Italian hospitals import cancer drug not approved for use in EU
More than a dozen institutions have been using poor-quality, unauthorised drugs to treat cancer patients.
A huge scandal is brewing in Italy as a joint investigation by Politico and the Bureau of Investigative Journalism (TBIJ) has revealed that
more than a dozen Italian hospitals imported cancer drugs that were unauthorised in the European Union.
The article highlights that at least 16 hospitals in Italy have been treating cancer patients with a poor-quality imported drug that is not approved for use in the European Union. Gaps in national and EU medicines regulations have allowed Italian hospitals to legally request shipments of Celginase — a low-cost cancer medicine shown to be substandard — even when better alternatives have been available, Politico points out. Neither Italy’s drugs regulator nor the country’s ministry of health are responsible for checking the quality, efficacy or safety of this drug before allowing it into Italian hospitals, Politico writes in the article, noting that nor does it fall within the remit of the European Medicines Agency (EMA).
Hundreds of vials of the drug have arrived from India over the last seven years, with many of them still sitting on hospital shelves today, Politico says, adding that
it is unknown how many cancer patients could have experienced adverse side effects or lower chances of remission as a result. The drug in question is used to treat one of the most common forms of childhood cancer and is manufactured in India for as little as 13 euros a vial, compared to 2500 euros for other standard drugs.
Published academic studies have found it did not meet minimum manufacturing standards or consistently reach the clinical activity threshold to treat cancer.
In January, the Bureau of Investigative Journalism and the American health news site STAT revealed that poor-quality brands of cancer drugs, including Celginase, have been shipped to more than 90 countries since 2016,
putting an estimated 70,000 children around the world at risk.

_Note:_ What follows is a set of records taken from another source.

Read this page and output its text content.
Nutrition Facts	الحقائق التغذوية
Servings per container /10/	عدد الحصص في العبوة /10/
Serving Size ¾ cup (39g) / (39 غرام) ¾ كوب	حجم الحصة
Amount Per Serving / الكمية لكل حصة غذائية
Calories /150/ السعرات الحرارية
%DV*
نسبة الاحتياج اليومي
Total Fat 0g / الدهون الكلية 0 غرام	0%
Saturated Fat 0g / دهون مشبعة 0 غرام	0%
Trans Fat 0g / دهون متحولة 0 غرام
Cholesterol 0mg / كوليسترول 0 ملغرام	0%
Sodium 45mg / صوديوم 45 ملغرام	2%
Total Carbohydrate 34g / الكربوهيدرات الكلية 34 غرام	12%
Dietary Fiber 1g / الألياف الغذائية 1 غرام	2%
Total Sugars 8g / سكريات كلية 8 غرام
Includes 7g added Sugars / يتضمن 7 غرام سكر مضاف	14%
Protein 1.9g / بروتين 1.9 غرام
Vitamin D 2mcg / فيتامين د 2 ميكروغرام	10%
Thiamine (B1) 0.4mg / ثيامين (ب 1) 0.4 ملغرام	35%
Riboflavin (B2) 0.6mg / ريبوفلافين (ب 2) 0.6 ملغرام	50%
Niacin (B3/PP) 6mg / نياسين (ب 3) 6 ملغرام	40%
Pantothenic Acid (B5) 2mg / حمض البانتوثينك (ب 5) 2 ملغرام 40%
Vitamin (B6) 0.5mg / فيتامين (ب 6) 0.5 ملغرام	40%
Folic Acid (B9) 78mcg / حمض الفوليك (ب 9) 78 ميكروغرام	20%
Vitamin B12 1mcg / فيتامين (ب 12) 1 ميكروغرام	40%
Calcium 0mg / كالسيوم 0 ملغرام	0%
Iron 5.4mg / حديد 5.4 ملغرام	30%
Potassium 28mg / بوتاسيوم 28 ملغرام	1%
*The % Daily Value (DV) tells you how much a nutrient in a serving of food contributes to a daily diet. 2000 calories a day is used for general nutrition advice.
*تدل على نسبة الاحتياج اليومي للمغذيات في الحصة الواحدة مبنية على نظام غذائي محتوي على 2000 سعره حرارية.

In 2018, an apparent nationwide shortage of the widely used drug Oncaspar led to children in Italy receiving another brand, which was later found to be substandard, the article says. The hospital concerned said its request to import the drug in question was authorised by the Italian drugs regulator, and that not doing this would have reduced the chances of children’s recovery. But Politico has confirmed that Celginase has been purchased by Italian hospitals even when Oncaspar has been available.
In Italy, if a drug is in shortage, doctors and pharmacists can ask the Italian drugs regulator to greenlight the import of that same drug from another country, as highlighted in the article. A different law permits a drug that is not approved in the EU but is elsewhere in the world — such as Celginase — to be imported for a named individual patient if a doctor deems there is no valid alternative therapy available. As Celginase and Oncaspar are not exact equivalents, using this loophole, doctors have been able to request Celginase imports even when Oncaspar is available. This is how some hospitals have replaced good-quality medicine with cheap, substandard products for treating childhood cancer.
Crucially, this process bypasses the country’s drugs regulator. In Italy, permission is instead given by the ministry of health’s customs agency, which is required only to check that the paperwork has been correctly filled out by the hospital and the drug arriving is the one requested. Politico points out that the agency is not required by law to check the quality of imported drugs nor ask for data from the overseas regulators that approved them. Instead, the responsibility for using these drugs lies with the individual doctor who requests them. The Italian drugs regulatory agency said that doctors should use qualified and reliable import intermediaries who can guarantee the quality and safety of the drug, particularly with suppliers in non-EU countries.
Through freedom of information requests to the Italian customs agency of the ministry of health, TBIJ and Politico found that at least 16 hospitals, including the Istituto Nazionale Tumori in Milan and San Camillo Forlanini in Rome, imported hundreds of vials of Celginase into the country over a seven-year period. The Istituto Nazionale Tumori said that shortages required them to source Celginase. It added that the patients who received the drug are either responding to it or are in remission, and that the Italian drugs regulator has never provided information showing that Celginase could be harmful. San Camillo Forlanini did not respond to a request for comment.
The European Medicines Agency (EMA) also has no power over imports of unapproved drugs from non-EU countries, according to its former head Guido Rasi. Most of the Celginase imported into Italy from India came via Switzerland. The Swiss customs agency said that it does not have specific data on the products in question. It did not know if Indian drug imported via Switzerland might have gone to any other EU countries besides Italy, but said Celginase was not used in Switzerland.
The Italian drugs regulator says that in February 2023, it exchanged information with the World Health Organization (WHO) on data around a potential lack of efficacy of the Indian-sourced drug, adding that there appears to be no evidence from the WHO of low-quality, dangerous or ineffective products imported from India.
Changes to the EU law are in the works to attempt to address some of these anomalies in the regulations, Politico underlines. The planned revision would oblige drugmakers to flag any potential shortages six months in advance — up from two months — and it could require companies or wholesalers to keep larger stockpiles.
For now, however, the paradox remains that while Europe’s medicines are among the most highly regulated in the world, drugs that are shipped in from abroad can fail to meet even minimum standards.
The manufacturer of Celginase did not respond to a request for comment.